The Wisdom Of No Technique
Kyogen, a Zen monk of ninth-century China, was a disciple of Kuei Shan and a Buddhist scholar. One day Kuei Shan said to Kyogen, “I don’t want to know what you have learned from your studies. Just say in a word what your original being was before your parents gave you birth and prior to your capacity to discriminate.”
Kyogen was confounded; he did not know what to say. Following several restless days reflecting and pondering, he returned to Kuei Shan with an answer. It was rejected. Kyogen desperately begged for the answer, but Kuei Shan told him, “Whatever I say is according to my understanding. It will not benefit you.” Discouraged at his inability to find a satisfactory answer, Kyogen threw away his books and gave up scholarly studies. He left Kuei Shan’s monastery to become a hermit.
One day, while Kyogen was weeding around his hermitage, a stone struck a bamboo stalk. The sound opened his mind. In gratitude, he lit incense and bowed in the direction of his teacher’s mountain, saying, “Your kindness is beyond that of my parents. If you had said anything that day, this could not have happened.”
Tozan, founder of the Soto Zen School in China, also lived in the ninth century. At a ceremony on the anniversary of the death of his teacher, Yun Yen, a monk asked, “When you were with Yun Yen, what instruction did he give you?” Tozan replied, “When I was there, he neither instructed nor directed me.” The monk then asked, “So why do you celebrate him?” Tozan said, “I don’t revere him for his virtue or learning but because he did not tell me any secrets.”
The decision to engage in a spiritual practice is usually accompanied by an expectation that we will learn something profound. We hope to understand the “secret” of life or to find answers to our spiritual questions. So when we begin, we feel anticipation, even excitement. However, we soon discover that explanations and “secrets” do not readily emerge. In our impatience, we start to look for a technique that will make things easier or more comfortable, a way that will help reveal “secrets.”
In recent years, many books, seminars, and television and radio programs about spirituality have appeared. They reflect a deep yearning to know the truth about life. At the same time, they also express a desire for an easy way to get the “secret.” Many writers and trainers now make a living offering tips and techniques for “how to practice in daily life,” “how to get enlightened,” or “how to stop your mind.”
Relying on this way of “learning,” of acquiring information provided by others, does not help resolve our spiritual yearning. Spiritual understanding requires learning in a different way. If we insist in learning in the usual way, we will become discouraged, just like Kyogen. To understand who we are, to know ourselves at the most fundamental level–to know our original being–is not possible by absorbing someone else’s words.

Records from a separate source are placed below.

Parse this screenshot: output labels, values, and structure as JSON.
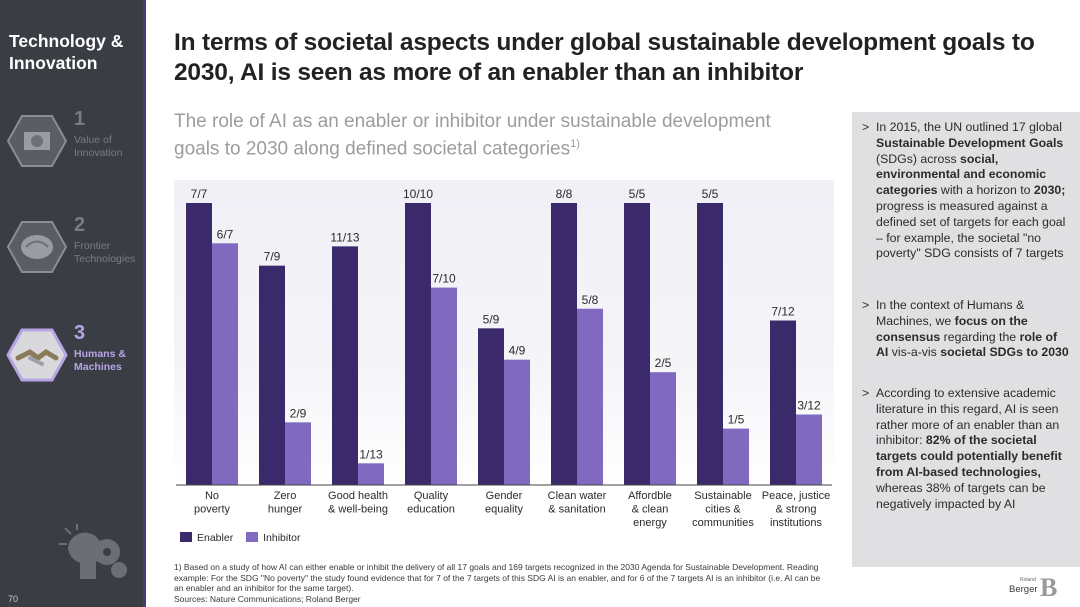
{
  "sidebar": {
    "title": "Technology & Innovation",
    "items": [
      {
        "number": "1",
        "label": "Value of Innovation",
        "active": false
      },
      {
        "number": "2",
        "label": "Frontier Technologies",
        "active": false
      },
      {
        "number": "3",
        "label": "Humans & Machines",
        "active": true
      }
    ],
    "page_number": "70"
  },
  "title": "In terms of societal aspects under global sustainable development goals to 2030, AI is seen as more of an enabler than an inhibitor",
  "subtitle": "The role of AI as an enabler or inhibitor under sustainable development goals to 2030 along defined societal categories",
  "subtitle_footnote_mark": "1)",
  "chart_data": {
    "type": "bar",
    "categories": [
      "No poverty",
      "Zero hunger",
      "Good health & well-being",
      "Quality education",
      "Gender equality",
      "Clean water & sanitation",
      "Affordble & clean energy",
      "Sustainable cities & communities",
      "Peace, justice & strong institutions"
    ],
    "category_lines": [
      [
        "No",
        "poverty"
      ],
      [
        "Zero",
        "hunger"
      ],
      [
        "Good health",
        "& well-being"
      ],
      [
        "Quality",
        "education"
      ],
      [
        "Gender",
        "equality"
      ],
      [
        "Clean water",
        "& sanitation"
      ],
      [
        "Affordble",
        "& clean",
        "energy"
      ],
      [
        "Sustainable",
        "cities &",
        "communities"
      ],
      [
        "Peace, justice",
        "& strong",
        "institutions"
      ]
    ],
    "series": [
      {
        "name": "Enabler",
        "color": "#3b2a6b",
        "labels": [
          "7/7",
          "7/9",
          "11/13",
          "10/10",
          "5/9",
          "8/8",
          "5/5",
          "5/5",
          "7/12"
        ],
        "values": [
          1.0,
          0.7778,
          0.8462,
          1.0,
          0.5556,
          1.0,
          1.0,
          1.0,
          0.5833
        ]
      },
      {
        "name": "Inhibitor",
        "color": "#7f6ac0",
        "labels": [
          "6/7",
          "2/9",
          "1/13",
          "7/10",
          "4/9",
          "5/8",
          "2/5",
          "1/5",
          "3/12"
        ],
        "values": [
          0.8571,
          0.2222,
          0.0769,
          0.7,
          0.4444,
          0.625,
          0.4,
          0.2,
          0.25
        ]
      }
    ],
    "ylim": [
      0,
      1
    ],
    "legend": "bottom-left",
    "grid": false
  },
  "info_panel": {
    "bullets": [
      [
        {
          "t": "In 2015, the UN outlined 17 global ",
          "b": false
        },
        {
          "t": "Sustainable Development Goals",
          "b": true
        },
        {
          "t": " (SDGs) across ",
          "b": false
        },
        {
          "t": "social, environmental and economic categories",
          "b": true
        },
        {
          "t": " with a horizon to ",
          "b": false
        },
        {
          "t": "2030;",
          "b": true
        },
        {
          "t": " progress is measured against a defined set of targets for each goal – for example, the societal \"no poverty\" SDG consists of 7 targets",
          "b": false
        }
      ],
      [
        {
          "t": "In the context of Humans & Machines, we ",
          "b": false
        },
        {
          "t": "focus on the consensus",
          "b": true
        },
        {
          "t": " regarding the ",
          "b": false
        },
        {
          "t": "role of AI",
          "b": true
        },
        {
          "t": " vis-a-vis ",
          "b": false
        },
        {
          "t": "societal SDGs to 2030",
          "b": true
        }
      ],
      [
        {
          "t": "According to extensive academic literature in this regard, AI is seen rather more of an enabler than an inhibitor: ",
          "b": false
        },
        {
          "t": "82% of the societal targets could potentially benefit from AI-based technologies,",
          "b": true
        },
        {
          "t": " whereas 38% of targets can be negatively impacted by AI",
          "b": false
        }
      ]
    ],
    "bullet_marker": ">"
  },
  "footnote": "1) Based on a study of how AI can either enable or inhibit the delivery of all 17 goals and 169 targets recognized in the 2030 Agenda for Sustainable Development. Reading example: For the SDG \"No poverty\" the study found evidence that for 7 of the 7 targets of this SDG AI is an enabler, and for 6 of the 7 targets AI is an inhibitor (i.e. AI can be an enabler and an inhibitor for the same target).",
  "sources": "Sources: Nature Communications; Roland Berger",
  "logo": {
    "small": "Roland",
    "word": "Berger",
    "mark": "B"
  }
}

In the Zen tradition, good teachers do not explain things very much. When asked by a new student for an explanation of Zen, Shunryu Suzuki, the Zen teacher who founded San Francisco Zen Center and Tassajara monastery, simply invited the young man to join him in early morning meditation practice.
On another occasion, he was asked to explain the best way to establish Zen in America. He stood up and said, “I have nothing to say,” and silently left the room. Another teacher, in response to a question about what technique he used to encourage people, replied, “We use the most important technique: people’s own sincerity.”
As the stories of Kyogen and Tozan illustrate, searching for techniques to answer spiritual questions, or to help with the difficulties of an impatient, wandering mind, is a mistake. Such searching only makes the mind wander even further. The only “technique” is to let go of old ideas, both our own and others’, and to continuously try to keep our awareness focused in the present.